あえて子どもに求める「成果主義」 少年野球のカリスマ・辻正人監督の“時代先取り”指導
選手絞り込みの基準は「実力」 保護者に左右される練習参加率は不平等
コーチからの提案に、おおむね同意した。ただ1つ、選手の絞り込みで「やる気」を判断基準にすることへの疑問が残った。チームが自由参加にしている平日練習に参加したり、土日の練習開始時間より早く来て体を動かしたりする選手が必ずしも、やる気があるとは限らないからだ。
「子どもたちがグラウンドに来るには、保護者の送迎が必要になります。練習参加は子どもたちの意思だけではなく、保護者の事情に左右されます。練習に来ていなくても、家で努力している選手もいるはずです。やる気を基準にするのはフェアではありません」
選手に序列をつける基準を「実力」とした。極めてシンプルに、練習や試合で発揮するパフォーマンスだけで選手の力を評価する。コーチ陣は実力主義に納得した。だが、強く反対した指導部のスタッフがいた。女性マネジャーだった。
クラブの指導部に保護者はいない。この女性マネジャーは、かつて息子がチームに所属しており、息子が中学生になってから辻監督に「力を貸してほしい」と協力を求められていた。母親目線から、序列をつけた実力主義のチーム作りに猛反対したという。辻監督は繰り返し自身の考え方を説明した。
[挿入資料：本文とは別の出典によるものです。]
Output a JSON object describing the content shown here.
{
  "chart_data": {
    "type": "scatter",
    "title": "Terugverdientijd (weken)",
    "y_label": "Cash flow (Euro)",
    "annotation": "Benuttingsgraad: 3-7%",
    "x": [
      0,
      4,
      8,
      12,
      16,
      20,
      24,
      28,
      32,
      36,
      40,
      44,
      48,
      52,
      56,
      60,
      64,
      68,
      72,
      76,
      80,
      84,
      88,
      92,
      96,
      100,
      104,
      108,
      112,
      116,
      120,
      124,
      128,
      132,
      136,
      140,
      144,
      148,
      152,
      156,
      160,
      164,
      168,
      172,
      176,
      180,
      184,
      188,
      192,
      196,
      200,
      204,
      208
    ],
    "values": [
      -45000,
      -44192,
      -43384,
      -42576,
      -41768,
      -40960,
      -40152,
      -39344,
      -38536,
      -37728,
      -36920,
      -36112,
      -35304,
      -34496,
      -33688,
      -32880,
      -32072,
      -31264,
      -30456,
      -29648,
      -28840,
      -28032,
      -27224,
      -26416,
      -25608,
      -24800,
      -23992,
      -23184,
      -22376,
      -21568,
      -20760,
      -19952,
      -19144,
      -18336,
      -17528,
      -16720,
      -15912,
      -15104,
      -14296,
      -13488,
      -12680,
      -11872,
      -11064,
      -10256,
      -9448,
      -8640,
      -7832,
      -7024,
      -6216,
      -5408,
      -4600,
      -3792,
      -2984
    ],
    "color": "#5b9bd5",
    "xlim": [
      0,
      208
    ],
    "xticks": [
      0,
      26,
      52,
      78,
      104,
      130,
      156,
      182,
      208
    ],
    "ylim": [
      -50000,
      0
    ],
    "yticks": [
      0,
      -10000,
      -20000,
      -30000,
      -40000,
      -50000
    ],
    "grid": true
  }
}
「女性マネジャーからは、Aチームに入れず、やる気を失う保護者が出ていくると言われました。でも、序列がない時代だからこそ、はっきり序列をつけようと説得しました。自分の位置を知ることで頑張れる。傷ついてやる気を失ってしまうのであれば、活躍できる他のチームに移ってもらおうと伝えました」
最終的に女性マネジャーは首を縦に振った。これまで6年生を中心にしたチームは20人で構成していた。週末に練習試合を1日2試合組むと、1試合目はレギュラー、2試合目は控えメンバーが主に出場していた。今はAとBの2チームに分けて1日2試合ずつ消化しているため、全ての選手の試合経験が倍増している。